The dwarf Djeho was buried in Saqqara. He shared a tomb with his patron Tjaiharpta, which is an indication of the favored position Djeho had with his master.
The craftsmanship displayed in the granite sarcophagus of Djeho is of superb quality, and it would have been very costly to produce such a magnificent piece.
Djeho is depicted naked in profile, possibly life-sized (4 ft or 120 cm). It was found by Quibell in 1911. On the sarcophagus’ lid, the biography tells us that Djeho, much like Khnumhotep during the Old Kingdom before him, was a dancer in burial ceremonies connected to the Apis and Memphis bulls.
Reign of Nectanebo II, 346-345 BCE. Late Period. Cairo Museum. Cairo/Egypt.
Djeho shared a tomb with his master Tjaiharpta, which indicates the favored position he had with his patron.
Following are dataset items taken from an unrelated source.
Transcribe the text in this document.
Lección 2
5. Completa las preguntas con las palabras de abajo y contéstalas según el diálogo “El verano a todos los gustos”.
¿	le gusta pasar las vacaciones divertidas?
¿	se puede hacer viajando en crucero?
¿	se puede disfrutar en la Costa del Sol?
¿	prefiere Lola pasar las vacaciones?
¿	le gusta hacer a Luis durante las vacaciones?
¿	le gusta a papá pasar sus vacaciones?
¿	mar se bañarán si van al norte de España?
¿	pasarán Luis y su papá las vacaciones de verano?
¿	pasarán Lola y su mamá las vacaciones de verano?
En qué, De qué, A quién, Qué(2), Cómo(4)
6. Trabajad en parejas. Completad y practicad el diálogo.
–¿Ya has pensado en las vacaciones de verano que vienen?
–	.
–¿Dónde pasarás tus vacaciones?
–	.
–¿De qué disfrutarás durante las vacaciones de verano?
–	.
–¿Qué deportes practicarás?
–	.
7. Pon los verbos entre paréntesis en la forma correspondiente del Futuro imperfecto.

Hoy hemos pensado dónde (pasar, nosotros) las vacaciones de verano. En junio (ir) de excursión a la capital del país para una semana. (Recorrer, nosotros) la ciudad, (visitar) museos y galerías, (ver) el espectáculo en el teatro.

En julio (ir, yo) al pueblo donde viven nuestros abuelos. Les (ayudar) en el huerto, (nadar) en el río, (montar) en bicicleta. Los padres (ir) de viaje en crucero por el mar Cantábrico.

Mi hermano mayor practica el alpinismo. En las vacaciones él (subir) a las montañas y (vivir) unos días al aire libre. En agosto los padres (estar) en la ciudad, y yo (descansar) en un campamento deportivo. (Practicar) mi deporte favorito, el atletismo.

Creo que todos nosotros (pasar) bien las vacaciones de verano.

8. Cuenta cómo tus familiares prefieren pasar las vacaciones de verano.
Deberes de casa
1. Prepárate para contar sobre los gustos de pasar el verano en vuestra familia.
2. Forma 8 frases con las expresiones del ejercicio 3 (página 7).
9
The two similar hard-stone sarcophagi were buried in a single tomb near the Sarapieion road at Saqqara, together with at least seven other people.
The presentation of one person’s merits through another is probably connected with Djeho’s role in dancing at the mortuary ceremonies of the Apis and Memphis bulls.
Among other questions, the find raises issues of royal and non-royal patronage, of the location of tombs, the placing of biographies on sarcophagi, the use of intermediaries before the gods, and the implications of Tjaiharpta’s partial deference to Djeho in relation to general conceptions of the person.